C’est vraiment à ce moment qu’on a constaté le ralentissement. La façon de faire venir les gens est devenue beaucoup plus restrictive. C’est plus cher. C’est essentiellement passé de la gratuité ou 100 $ pour obtenir un travailleur étranger temporaire à 1 000 $ par demande. Même si la demande est rejetée, les 1 000 $ sont perdus. Cette perte peut être difficile pour une petite entreprise. Je pense que ces chiffres ont diminué.

Il y a toutes sortes de travailleurs étrangers temporaires. Ceux auxquels nous nous attardons habituellement sont ceux qui sont considérés comme peu qualifiés et qui travaillent dans les secteurs de l’agriculture, de la vente au détail ou de l’hôtellerie. Leur nombre a bel et bien chuté en raison des règles de 2014.

D’autres catégories de travailleurs sont demeurées identiques ou ont même augmenté, mais je crois savoir que la catégorie particulière sur laquelle nos membres comptent le plus pour exploiter leur entreprise a diminué au fil des ans.

Le sénateur Doyle : Seraient-ils libres de faire la même chose que pour nos travailleurs qui occupent un emploi semblable?

Mme Pohlmann : C’est une obligation. Le gouvernement dicte combien il faut payer ces travailleurs étrangers temporaires. Vous ne pouvez pas faire venir des travailleurs étrangers temporaires, puis les payer moins qu’un montant donné, car le gouvernement dicte combien vous devez leur verser.

Il est déjà arrivé que des employeurs payent leurs travailleurs étrangers temporaires plus que leurs employés canadiens, parce qu’ils se trouvaient dans une région où l’économie locale était peut-être un peu plus faible que celle des grandes régions d’emploi. Cela n’arrive pas souvent, mais c’est possible.

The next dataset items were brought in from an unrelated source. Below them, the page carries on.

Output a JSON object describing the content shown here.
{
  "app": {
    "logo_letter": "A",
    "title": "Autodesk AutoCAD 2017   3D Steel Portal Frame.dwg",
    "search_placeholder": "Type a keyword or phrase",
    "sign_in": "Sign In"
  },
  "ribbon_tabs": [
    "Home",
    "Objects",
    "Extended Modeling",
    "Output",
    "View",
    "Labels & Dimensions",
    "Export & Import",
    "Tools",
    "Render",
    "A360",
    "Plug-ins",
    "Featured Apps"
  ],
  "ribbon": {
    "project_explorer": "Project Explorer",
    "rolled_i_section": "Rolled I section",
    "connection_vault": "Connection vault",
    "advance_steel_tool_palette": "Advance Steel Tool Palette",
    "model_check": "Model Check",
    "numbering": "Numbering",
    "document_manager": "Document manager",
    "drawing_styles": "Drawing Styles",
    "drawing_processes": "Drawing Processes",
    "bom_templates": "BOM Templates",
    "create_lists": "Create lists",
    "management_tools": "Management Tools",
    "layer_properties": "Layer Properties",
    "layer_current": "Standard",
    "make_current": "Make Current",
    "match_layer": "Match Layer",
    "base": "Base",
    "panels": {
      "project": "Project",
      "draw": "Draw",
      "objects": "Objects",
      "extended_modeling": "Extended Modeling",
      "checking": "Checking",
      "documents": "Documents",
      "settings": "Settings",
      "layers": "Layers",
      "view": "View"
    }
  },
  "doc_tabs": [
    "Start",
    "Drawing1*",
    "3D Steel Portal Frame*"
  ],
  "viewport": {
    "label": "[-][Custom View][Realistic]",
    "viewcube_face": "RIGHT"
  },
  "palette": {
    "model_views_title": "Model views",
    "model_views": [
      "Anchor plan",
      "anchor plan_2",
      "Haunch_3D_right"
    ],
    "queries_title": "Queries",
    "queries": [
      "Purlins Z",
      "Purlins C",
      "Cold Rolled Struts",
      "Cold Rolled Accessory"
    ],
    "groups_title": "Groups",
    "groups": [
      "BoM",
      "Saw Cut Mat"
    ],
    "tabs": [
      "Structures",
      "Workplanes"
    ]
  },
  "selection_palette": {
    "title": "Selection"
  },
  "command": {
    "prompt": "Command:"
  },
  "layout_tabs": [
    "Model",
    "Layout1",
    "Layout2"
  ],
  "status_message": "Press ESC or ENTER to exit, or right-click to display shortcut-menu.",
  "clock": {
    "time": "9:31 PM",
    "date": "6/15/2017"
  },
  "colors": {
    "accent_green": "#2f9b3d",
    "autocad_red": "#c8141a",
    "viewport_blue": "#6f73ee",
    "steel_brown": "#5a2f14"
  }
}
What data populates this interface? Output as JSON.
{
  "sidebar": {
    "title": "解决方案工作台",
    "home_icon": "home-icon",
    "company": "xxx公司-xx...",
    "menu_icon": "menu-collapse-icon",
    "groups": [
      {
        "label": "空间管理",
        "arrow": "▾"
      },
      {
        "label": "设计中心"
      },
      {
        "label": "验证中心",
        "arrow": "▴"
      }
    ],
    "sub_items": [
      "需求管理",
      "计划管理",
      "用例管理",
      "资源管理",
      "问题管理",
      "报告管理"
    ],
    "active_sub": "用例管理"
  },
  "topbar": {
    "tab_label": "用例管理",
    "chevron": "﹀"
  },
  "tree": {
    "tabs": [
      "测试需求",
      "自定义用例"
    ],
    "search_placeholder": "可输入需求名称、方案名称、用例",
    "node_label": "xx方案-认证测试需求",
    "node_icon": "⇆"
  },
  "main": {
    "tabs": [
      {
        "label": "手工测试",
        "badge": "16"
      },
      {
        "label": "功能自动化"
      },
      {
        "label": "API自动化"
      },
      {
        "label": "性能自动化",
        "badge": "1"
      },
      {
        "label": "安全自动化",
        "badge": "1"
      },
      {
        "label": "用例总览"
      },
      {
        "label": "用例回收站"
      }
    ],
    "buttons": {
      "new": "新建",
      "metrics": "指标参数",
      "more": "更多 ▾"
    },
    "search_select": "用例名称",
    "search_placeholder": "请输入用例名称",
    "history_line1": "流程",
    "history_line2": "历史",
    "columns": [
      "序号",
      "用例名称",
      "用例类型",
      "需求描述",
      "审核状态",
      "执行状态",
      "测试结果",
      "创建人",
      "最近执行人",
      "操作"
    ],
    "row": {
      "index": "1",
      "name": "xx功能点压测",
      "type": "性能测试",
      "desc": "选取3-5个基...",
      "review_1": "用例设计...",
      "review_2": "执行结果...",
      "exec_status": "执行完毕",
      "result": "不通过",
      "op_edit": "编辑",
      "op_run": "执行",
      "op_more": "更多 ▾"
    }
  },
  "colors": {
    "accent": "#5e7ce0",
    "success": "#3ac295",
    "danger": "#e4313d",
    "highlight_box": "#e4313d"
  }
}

Ils sont certainement payés au moins la même chose, sinon plus que les travailleurs canadiens.

Le sénateur Doyle : La salubrité des aliments est importante pour la santé et la bonne réputation de nos produits exportés.

Où se situe l’inspection des aliments au Canada par rapport à celle de nos alliés ou de nos concurrents? Sommes-nous bons?

Mme Pohlmann : Je commencerai par dire que la salubrité des aliments est primordiale pour nos membres de l’industrie agroalimentaire. C’est absolument essentiel. Quand je parle de choses comme la réduction des formalités administratives ou de la réglementation, cela ne diminue en rien l’importance de la salubrité des aliments. C’est toujours essentiel pour tout le monde.

Les normes de salubrité des aliments au Canada sont de haute qualité. En revanche, il y a parfois une certaine frustration du fait que le processus bureaucratique entourant la salubrité des aliments semble inutile.

Ce n’est pas tellement attribuable aux inspections. En fait, je pense que c’est pavé de bonnes intentions et de volonté. Au contraire, c’est parfois en raison du dédoublement des efforts ou du temps nécessaire pour les procédures. C’est ce qui contrarie les transformateurs d’aliments et ceux qui produisent de la nourriture au Canada.

Le sénateur Doyle : Nos exigences en matière d’étiquetage nutritionnel sont-elles conformes à celles d’autres pays? Sommes-nous plus ou moins stricts à cet égard?

Mme Pohlmann : Je ne le sais pas exactement. En ce qui concerne l’étiquetage sur le devant de l’emballage, nos membres ont exprimé certaines préoccupations. C’est quelque peu une affaire de coût, mais pas tant. Les inquiétudes portent plutôt sur la façon dont certains aliments seront étiquetés comme étant mauvais alors qu’ils contiennent d’autres éléments assez bons. Des produits comme le yogourt et le bœuf haché sont considérés comme riches en matières grasses, mais ils ont d’autres éléments qui sont encore très bons pour la santé.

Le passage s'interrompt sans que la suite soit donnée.